Retinal images acquired at several retinal depths of the RP patient in Fig. 10. (a) Photoreceptor layer (overlaid in red-labeled ellipse are the photoreceptors or pigments concentrations that were manually segmented by several experienced doctors). (b) Between photoreceptor and blood vessel layers. (c) Blood vessel layer (overlaid in red arrows are small capillaries with size similar to the cone photoreceptors, and red lines are added to indicate a narrowing of retinal vessels cause by RP). (d) Nerve fiber layer (overlaid in red arrows are small capillaries with size similar to the cone photoreceptors). The scale bar is 50 μm.

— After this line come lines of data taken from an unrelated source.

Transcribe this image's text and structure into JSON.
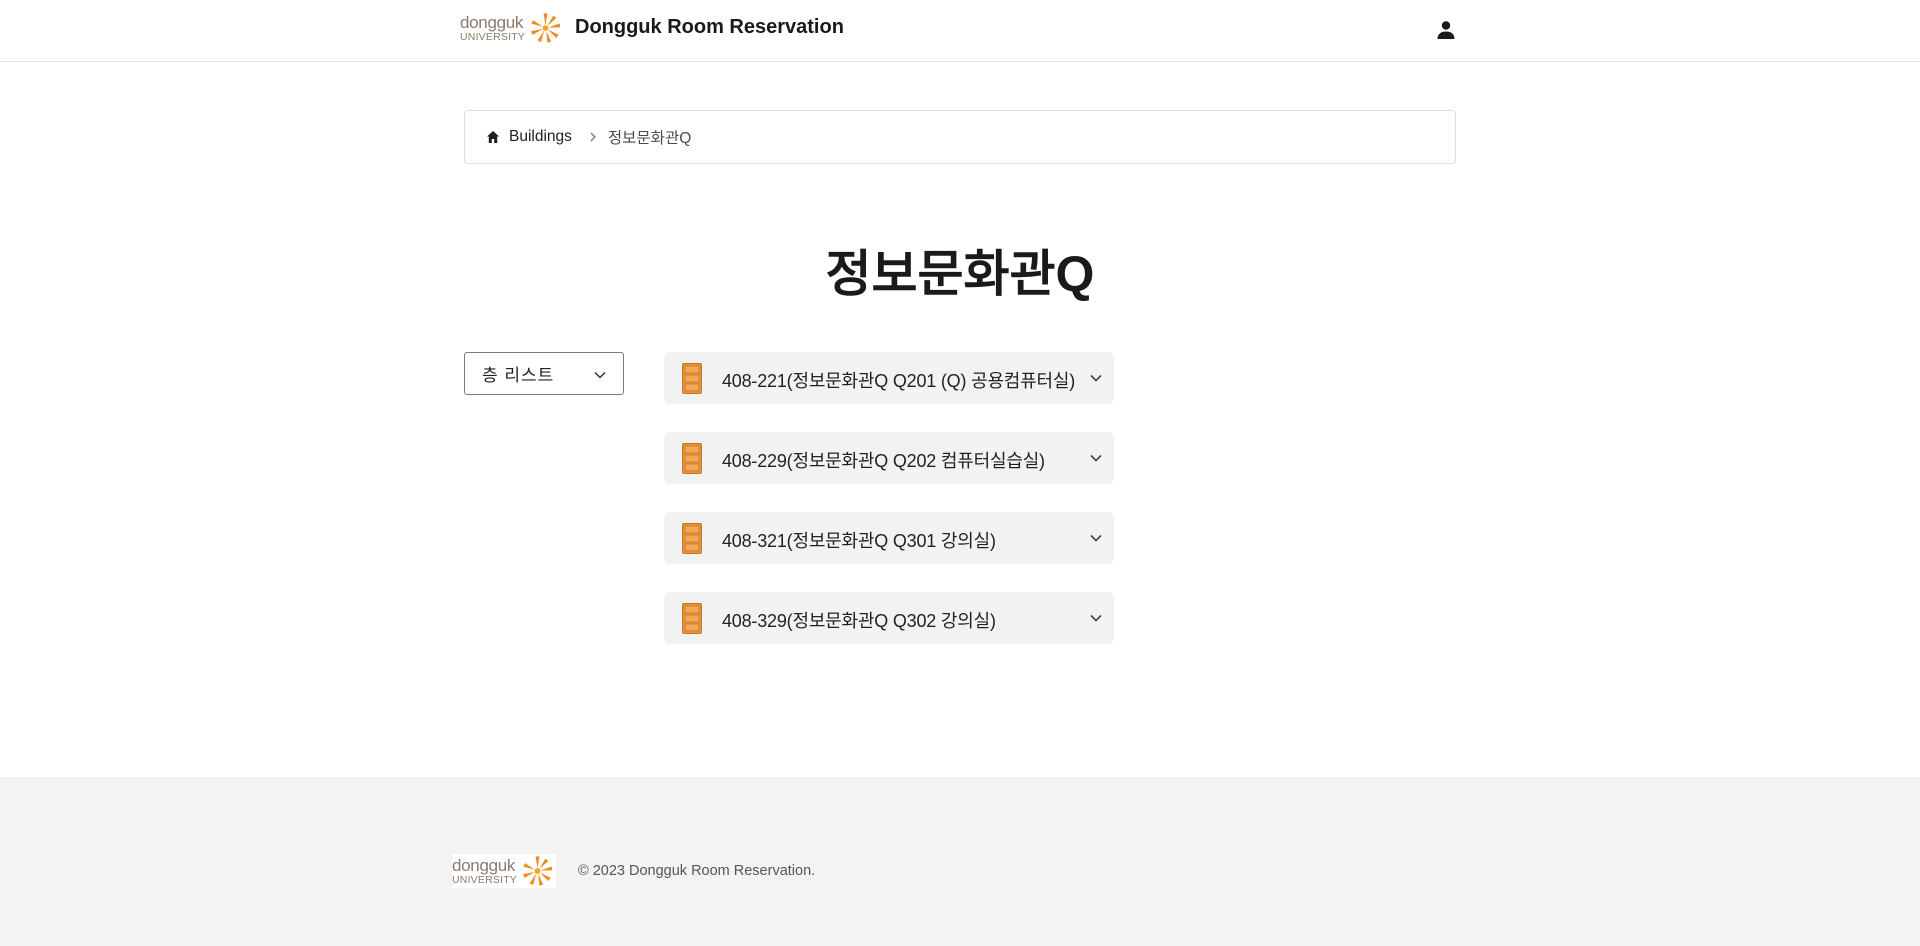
{
  "header": {
    "logo_word": "dongguk",
    "logo_sub": "UNIVERSITY",
    "title": "Dongguk Room Reservation",
    "user_icon": "user-icon"
  },
  "breadcrumb": {
    "home_icon": "home-icon",
    "root_label": "Buildings",
    "separator_icon": "chevron-right-icon",
    "current_label": "정보문화관Q"
  },
  "page": {
    "title": "정보문화관Q"
  },
  "floor_select": {
    "label": "층 리스트",
    "icon": "chevron-down-icon"
  },
  "rooms": [
    {
      "name": "408-221(정보문화관Q Q201 (Q) 공용컴퓨터실)",
      "icon": "door-icon"
    },
    {
      "name": "408-229(정보문화관Q Q202 컴퓨터실습실)",
      "icon": "door-icon"
    },
    {
      "name": "408-321(정보문화관Q Q301 강의실)",
      "icon": "door-icon"
    },
    {
      "name": "408-329(정보문화관Q Q302 강의실)",
      "icon": "door-icon"
    }
  ],
  "footer": {
    "logo_word": "dongguk",
    "logo_sub": "UNIVERSITY",
    "copyright": "© 2023 Dongguk Room Reservation."
  },
  "colors": {
    "logo_brown": "#8c7a6a",
    "logo_orange": "#f08a1c",
    "door_orange": "#e8943a",
    "card_bg": "#f2f2f2",
    "footer_bg": "#f3f3f3"
  }
}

High-resolution and high-contrast imaging of several retinal layers can be achieved using this AOSLO, and small vessels can be resolved to provide more information for pathology. In practice, the added refractive power for axial sectioning were $-0.1\mu \mathrm{m}$ (0.09D), $-0.2\mu \mathrm{m}$ (0.25D), $-0.5\mu \mathrm{m}$ (0.58D), and $-0.8\mu \mathrm{m}$ (0.9D), respectively, for these images in Fig. 12. The estimated thickness between the photoreceptor layer and the nerve fiber layer was $\sim 215\mu \mathrm{m}$. In general, the axial sections of RP appear a little dark and show typically weak contrast (retinal images in Fig. 12 have been promoted in intensity), which is due to the weak scattering of light for AO imaging and can be greatly increased through an offset pinhole configuration⁴⁸ or through a fluorescein angiography AOSLO setup in the future work.